Home DaerahKota SamarindaTes Psikologi di SMP Dinilai Akal-Akalan, Kadisdik: Jangan Bebani Orang Tua

Tes Psikologi di SMP Dinilai Akal-Akalan, Kadisdik: Jangan Bebani Orang Tua

by Redaksi
0 comments

Samarinda, VivaNusantara – Memasuki Masa Pengenalan Lingkungan Sekolah (MPLS) di Kota Samarinda, menandakan tahun ajaran baru telah dimulai. Namun sejumlah keluhan mengenai biaya kelengkapan sekolah, baru saja jadi temuan di SMP Negeri 8 Samarinda Seberang.

Meski kebutuhan penunjang sekolah menjadi kewajiban setiap orang tua murid, namun biaya-biaya yang dianggap tidak masuk akal justru menjadi beban baru bagi masyarakat. Salah satunya tes psikologi yang dinilai hanya akal-akalan dari pihak koperasi, lantaran Pemkot Samarinda telah menanggung biaya untuk buku paket.

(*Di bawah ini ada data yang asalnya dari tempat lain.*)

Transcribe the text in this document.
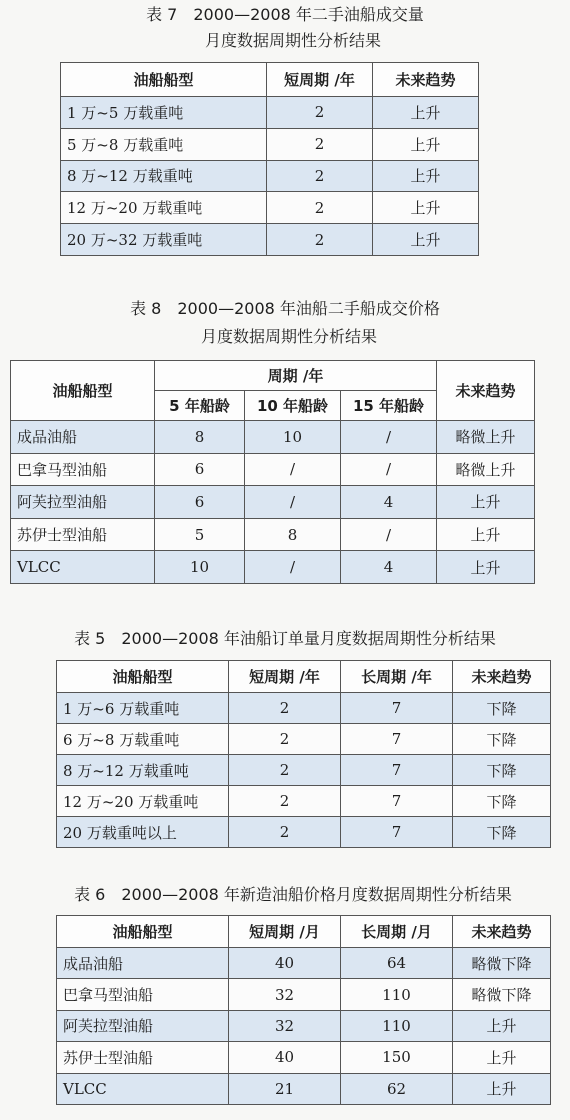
表 7　2000—2008 年二手油船成交量
月度数据周期性分析结果
油船船型	短周期 /年	未来趋势
1 万~5 万载重吨	2	上升
5 万~8 万载重吨	2	上升
8 万~12 万载重吨	2	上升
12 万~20 万载重吨	2	上升
20 万~32 万载重吨	2	上升
表 8　2000—2008 年油船二手船成交价格
月度数据周期性分析结果
油船船型	周期 /年			未来趋势
	5 年船龄	10 年船龄	15 年船龄	
成品油船	8	10	/	略微上升
巴拿马型油船	6	/	/	略微上升
阿芙拉型油船	6	/	4	上升
苏伊士型油船	5	8	/	上升
VLCC	10	/	4	上升
表 5　2000—2008 年油船订单量月度数据周期性分析结果
油船船型	短周期 /年	长周期 /年	未来趋势
1 万~6 万载重吨	2	7	下降
6 万~8 万载重吨	2	7	下降
8 万~12 万载重吨	2	7	下降
12 万~20 万载重吨	2	7	下降
20 万载重吨以上	2	7	下降
表 6　2000—2008 年新造油船价格月度数据周期性分析结果
油船船型	短周期 /月	长周期 /月	未来趋势
成品油船	40	64	略微下降
巴拿马型油船	32	110	略微下降
阿芙拉型油船	32	110	上升
苏伊士型油船	40	150	上升
VLCC	21	62	上升
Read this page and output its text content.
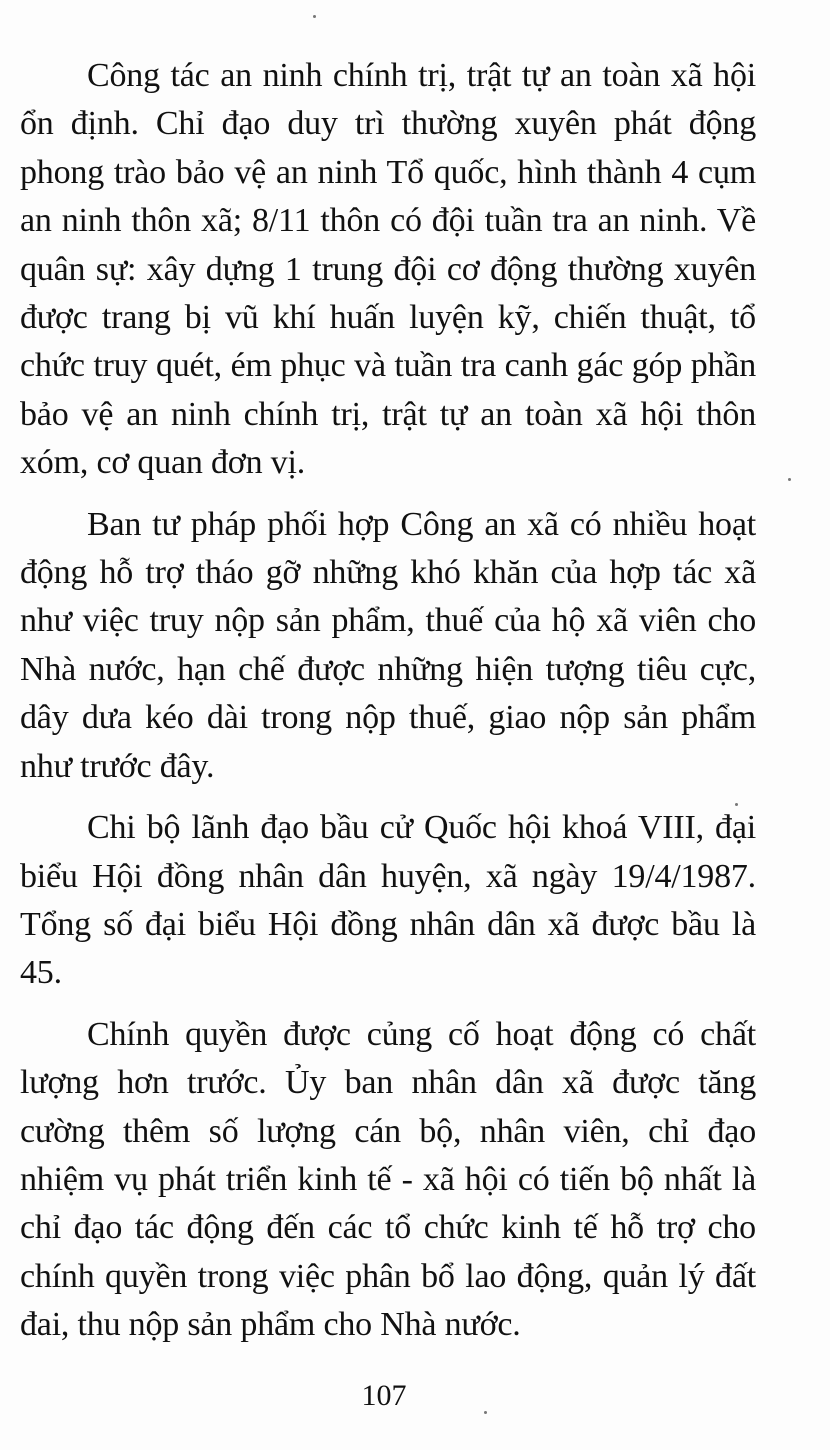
Công tác an ninh chính trị, trật tự an toàn xã hội ổn định. Chỉ đạo duy trì thường xuyên phát động phong trào bảo vệ an ninh Tổ quốc, hình thành 4 cụm an ninh thôn xã; 8/11 thôn có đội tuần tra an ninh. Về quân sự: xây dựng 1 trung đội cơ động thường xuyên được trang bị vũ khí huấn luyện kỹ, chiến thuật, tổ chức truy quét, ém phục và tuần tra canh gác góp phần bảo vệ an ninh chính trị, trật tự an toàn xã hội thôn xóm, cơ quan đơn vị.

Ban tư pháp phối hợp Công an xã có nhiều hoạt động hỗ trợ tháo gỡ những khó khăn của hợp tác xã như việc truy nộp sản phẩm, thuế của hộ xã viên cho Nhà nước, hạn chế được những hiện tượng tiêu cực, dây dưa kéo dài trong nộp thuế, giao nộp sản phẩm như trước đây.

Chi bộ lãnh đạo bầu cử Quốc hội khoá VIII, đại biểu Hội đồng nhân dân huyện, xã ngày 19/4/1987. Tổng số đại biểu Hội đồng nhân dân xã được bầu là 45.

Chính quyền được củng cố hoạt động có chất lượng hơn trước. Ủy ban nhân dân xã được tăng cường thêm số lượng cán bộ, nhân viên, chỉ đạo nhiệm vụ phát triển kinh tế - xã hội có tiến bộ nhất là chỉ đạo tác động đến các tổ chức kinh tế hỗ trợ cho chính quyền trong việc phân bổ lao động, quản lý đất đai, thu nộp sản phẩm cho Nhà nước.

107
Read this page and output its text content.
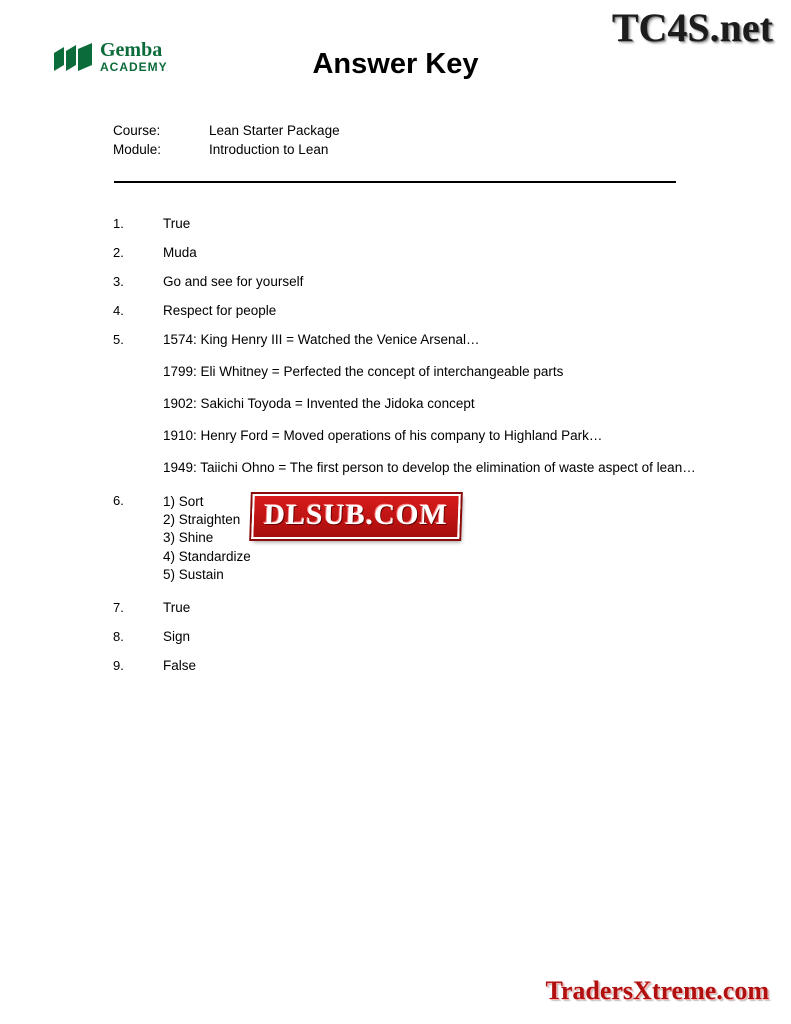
Gemba
ACADEMY	Answer Key
Course:	Lean Starter Package
Module:	Introduction to Lean
1.	True
2.	Muda
3.	Go and see for yourself
4.	Respect for people
5.	1574: King Henry III = Watched the Venice Arsenal…
1799: Eli Whitney = Perfected the concept of interchangeable parts
1902: Sakichi Toyoda = Invented the Jidoka concept
1910: Henry Ford = Moved operations of his company to Highland Park…
1949: Taiichi Ohno = The first person to develop the elimination of waste aspect of lean…
6.	1) Sort
2) Straighten
3) Shine
4) Standardize
5) Sustain
7.	True
8.	Sign
9.	False
TC4S.net
DLSUB.COM
TradersXtreme.com
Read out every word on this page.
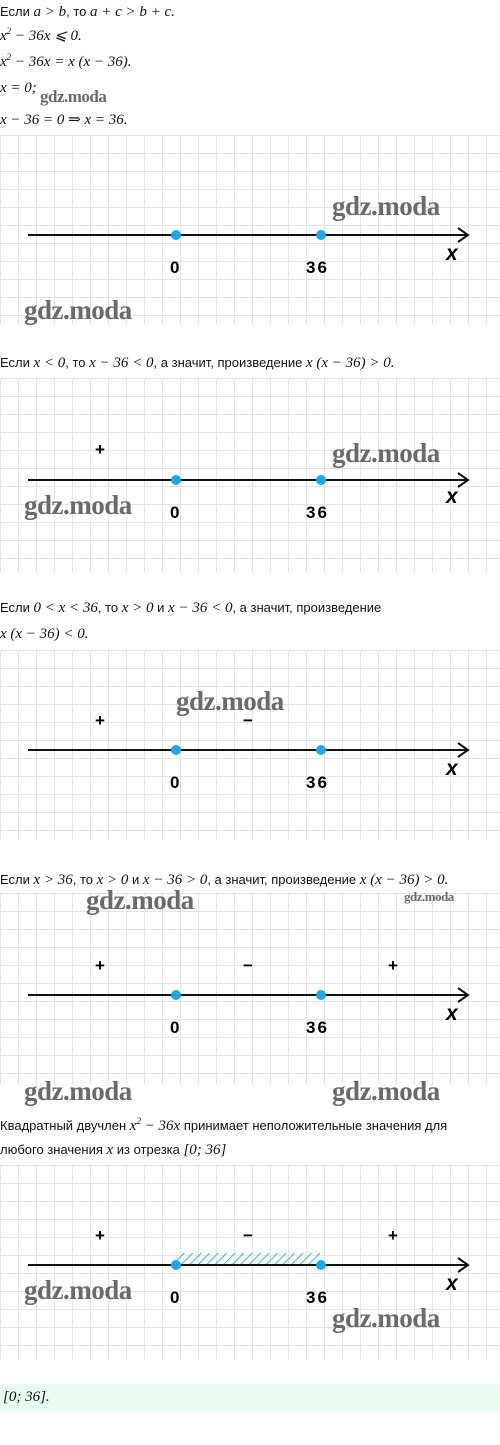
Если a > b, то a + c > b + c.
$x^2 - 36x$ ⩽ 0.
$x^2 - 36x = x$ (x − 36).
x = 0;
x − 36 = 0 ⇒ x = 36.
gdz.moda
0	36
x
gdz.moda
gdz.moda
Если x < 0, то x − 36 < 0, а значит, произведение x (x − 36) > 0.
+
0	36
x
gdz.moda
gdz.moda
Если 0 < x < 36, то x > 0 и x − 36 < 0, а значит, произведение
x (x − 36) < 0.
+	−
0	36
x
gdz.moda
Если x > 36, то x > 0 и x − 36 > 0, а значит, произведение x (x − 36) > 0.
+	−	+
0	36
x
gdz.moda	gdz.moda
gdz.moda	gdz.moda
Квадратный двучлен $x^2 - 36x$ принимает неположительные значения для
любого значения x из отрезка [0; 36]
+	−	+
0	36
x
gdz.moda
gdz.moda
[0; 36].
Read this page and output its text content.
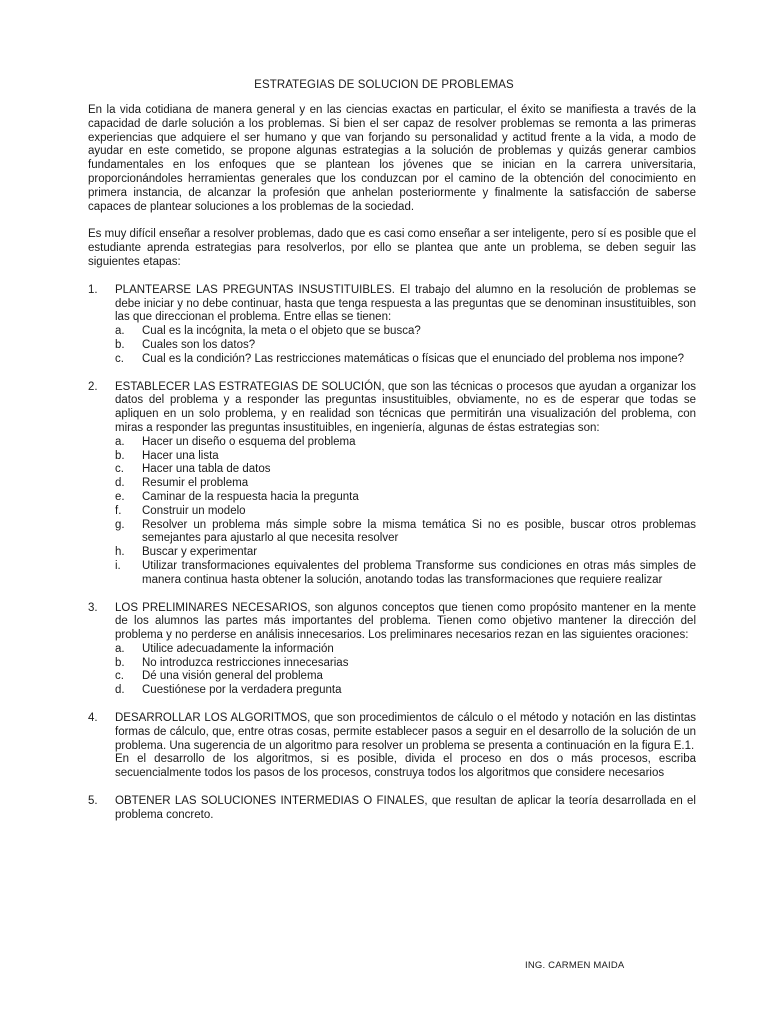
ESTRATEGIAS DE SOLUCION DE PROBLEMAS

En la vida cotidiana de manera general y en las ciencias exactas en particular, el éxito se manifiesta a través de la capacidad de darle solución a los problemas. Si bien el ser capaz de resolver problemas se remonta a las primeras experiencias que adquiere el ser humano y que van forjando su personalidad y actitud frente a la vida, a modo de ayudar en este cometido, se propone algunas estrategias a la solución de problemas y quizás generar cambios fundamentales en los enfoques que se plantean los jóvenes que se inician en la carrera universitaria, proporcionándoles herramientas generales que los conduzcan por el camino de la obtención del conocimiento en primera instancia, de alcanzar la profesión que anhelan posteriormente y finalmente la satisfacción de saberse capaces de plantear soluciones a los problemas de la sociedad.

Es muy difícil enseñar a resolver problemas, dado que es casi como enseñar a ser inteligente, pero sí es posible que el estudiante aprenda estrategias para resolverlos, por ello se plantea que ante un problema, se deben seguir las siguientes etapas:

1.	PLANTEARSE LAS PREGUNTAS INSUSTITUIBLES. El trabajo del alumno en la resolución de problemas se debe iniciar y no debe continuar, hasta que tenga respuesta a las preguntas que se denominan insustituibles, son las que direccionan el problema. Entre ellas se tienen:
a.	Cual es la incógnita, la meta o el objeto que se busca?
b.	Cuales son los datos?
c.	Cual es la condición? Las restricciones matemáticas o físicas que el enunciado del problema nos impone?
2.	ESTABLECER LAS ESTRATEGIAS DE SOLUCIÓN, que son las técnicas o procesos que ayudan a organizar los datos del problema y a responder las preguntas insustituibles, obviamente, no es de esperar que todas se apliquen en un solo problema, y en realidad son técnicas que permitirán una visualización del problema, con miras a responder las preguntas insustituibles, en ingeniería, algunas de éstas estrategias son:
a.	Hacer un diseño o esquema del problema
b.	Hacer una lista
c.	Hacer una tabla de datos
d.	Resumir el problema
e.	Caminar de la respuesta hacia la pregunta
f.	Construir un modelo
g.	Resolver un problema más simple sobre la misma temática Si no es posible, buscar otros problemas semejantes para ajustarlo al que necesita resolver
h.	Buscar y experimentar
i.	Utilizar transformaciones equivalentes del problema Transforme sus condiciones en otras más simples de manera continua hasta obtener la solución, anotando todas las transformaciones que requiere realizar
3.	LOS PRELIMINARES NECESARIOS, son algunos conceptos que tienen como propósito mantener en la mente de los alumnos las partes más importantes del problema. Tienen como objetivo mantener la dirección del problema y no perderse en análisis innecesarios. Los preliminares necesarios rezan en las siguientes oraciones:
a.	Utilice adecuadamente la información
b.	No introduzca restricciones innecesarias
c.	Dé una visión general del problema
d.	Cuestiónese por la verdadera pregunta
4.	DESARROLLAR LOS ALGORITMOS, que son procedimientos de cálculo o el método y notación en las distintas formas de cálculo, que, entre otras cosas, permite establecer pasos a seguir en el desarrollo de la solución de un problema. Una sugerencia de un algoritmo para resolver un problema se presenta a continuación en la figura E.1.
En el desarrollo de los algoritmos, si es posible, divida el proceso en dos o más procesos, escriba secuencialmente todos los pasos de los procesos, construya todos los algoritmos que considere necesarios
5.	OBTENER LAS SOLUCIONES INTERMEDIAS O FINALES, que resultan de aplicar la teoría desarrollada en el problema concreto.
ING. CARMEN MAIDA
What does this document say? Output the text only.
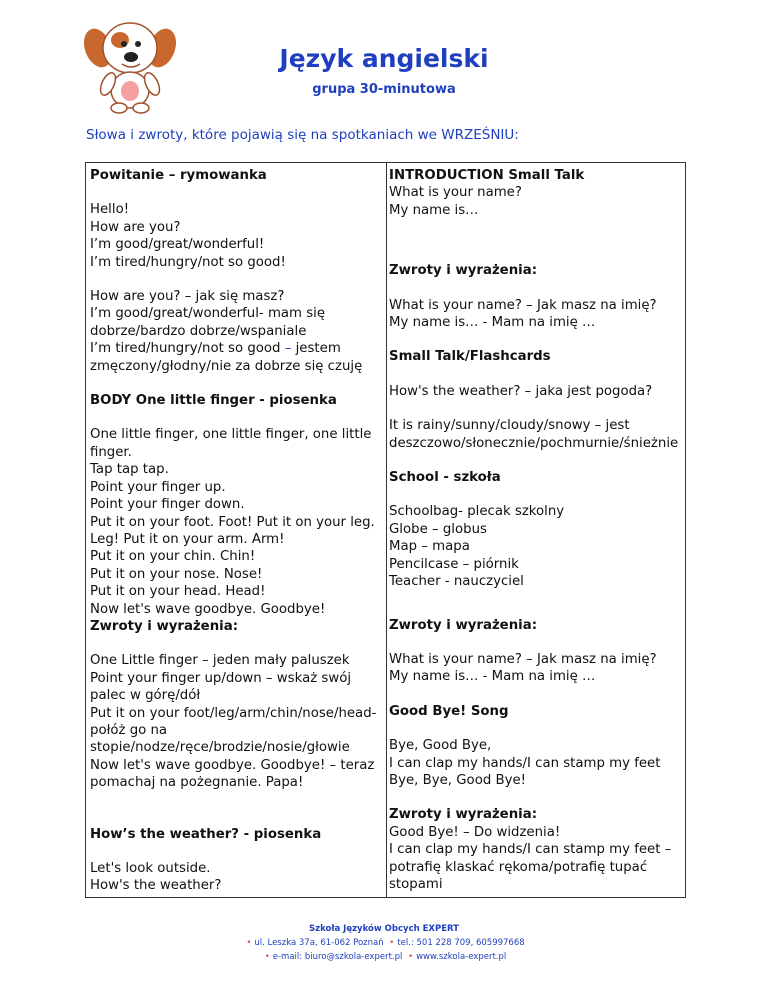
Język angielski
grupa 30-minutowa
Słowa i zwroty, które pojawią się na spotkaniach we WRZEŚNIU:
Powitanie – rymowanka
Hello!
How are you?
I’m good/great/wonderful!
I’m tired/hungry/not so good!
How are you? – jak się masz?
I’m good/great/wonderful- mam się
dobrze/bardzo dobrze/wspaniale
I’m tired/hungry/not so good – jestem
zmęczony/głodny/nie za dobrze się czuję
BODY One little finger - piosenka
One little finger, one little finger, one little
finger.
Tap tap tap.
Point your finger up.
Point your finger down.
Put it on your foot. Foot! Put it on your leg.
Leg! Put it on your arm. Arm!
Put it on your chin. Chin!
Put it on your nose. Nose!
Put it on your head. Head!
Now let's wave goodbye. Goodbye!
Zwroty i wyrażenia:
One Little finger – jeden mały paluszek
Point your finger up/down – wskaż swój
palec w górę/dół
Put it on your foot/leg/arm/chin/nose/head-
połóż go na
stopie/nodze/ręce/brodzie/nosie/głowie
Now let's wave goodbye. Goodbye! – teraz
pomachaj na pożegnanie. Papa!
How’s the weather? - piosenka
Let's look outside.
How's the weather?
INTRODUCTION Small Talk
What is your name?
My name is…
Zwroty i wyrażenia:
What is your name? – Jak masz na imię?
My name is… - Mam na imię …
Small Talk/Flashcards
How's the weather? – jaka jest pogoda?
It is rainy/sunny/cloudy/snowy – jest
deszczowo/słonecznie/pochmurnie/śnieżnie
School - szkoła
Schoolbag- plecak szkolny
Globe – globus
Map – mapa
Pencilcase – piórnik
Teacher - nauczyciel
Zwroty i wyrażenia:
What is your name? – Jak masz na imię?
My name is… - Mam na imię …
Good Bye! Song
Bye, Good Bye,
I can clap my hands/I can stamp my feet
Bye, Bye, Good Bye!
Zwroty i wyrażenia:
Good Bye! – Do widzenia!
I can clap my hands/I can stamp my feet –
potrafię klaskać rękoma/potrafię tupać
stopami
Szkoła Języków Obcych EXPERT
• ul. Leszka 37a, 61-062 Poznań • tel.: 501 228 709, 605997668
• e-mail: biuro@szkola-expert.pl • www.szkola-expert.pl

Kepala Dinas Pendidikan dan Kebudayaan (Disdikbud) Kota Samarinda, Asli Nuryadin pun menilai keberadaan tes psikologi bagi siswa baru SMP menambah beban orang tua di awal tahun ajaran baru. Pernyataan itu merespons keluhan orang tua siswa di SMP Negeri 8 Samarinda Seberang, yang diminta membayar total Rp1,3 juta, termasuk biaya tes psikologi sebesar Rp150 ribu.

Biaya ini masuk dalam paket pembiayaan melalui koperasi sekolah, bersama seragam dan atribut lainnya. Asli menjelaskan, tes psikologi seharusnya hanya dilakukan untuk jenjang pendidikan tinggi atau dalam kasus khusus, seperti siswa berkebutuhan khusus. Di tingkat SMP, ia menilai belum ada urgensi untuk peminatan atau pemetaan mental yang mendalam.

“Kalau mau serius, sekalian saja tes narkoba. Tapi biayanya mahal, kita belum mampu. Jadi jangan ciptakan beban baru yang tidak ada esensinya,” sindirnya, Kamis (17/7/2025).

Lebih lanjut, ia meminta sekolah tidak menjadikan koperasi sebagai sumber wajib pembelian perlengkapan. Menurutnya, orang tua siswa harus diberi kebebasan untuk membeli di luar jika lebih murah atau lebih fleksibel.

“Jangan dipaksa beli di koperasi. Kalau murid masih pakai seragam SD karena belum punya seragam baru, ya biarkan saja. Tidak boleh ditolak, tidak boleh diberi sanksi,” ujar Asli.

Ia juga mengingatkan bahwa seluruh buku penunjang seperti Lembar Kerja Peserta Didik (LKPD) kini sudah ditanggung lewat APBD Kota Samarinda, sehingga tidak ada alasan lagi untuk memberatkan orang tua siswa dengan pungutan yang tidak jelas dasar dan manfaatnya.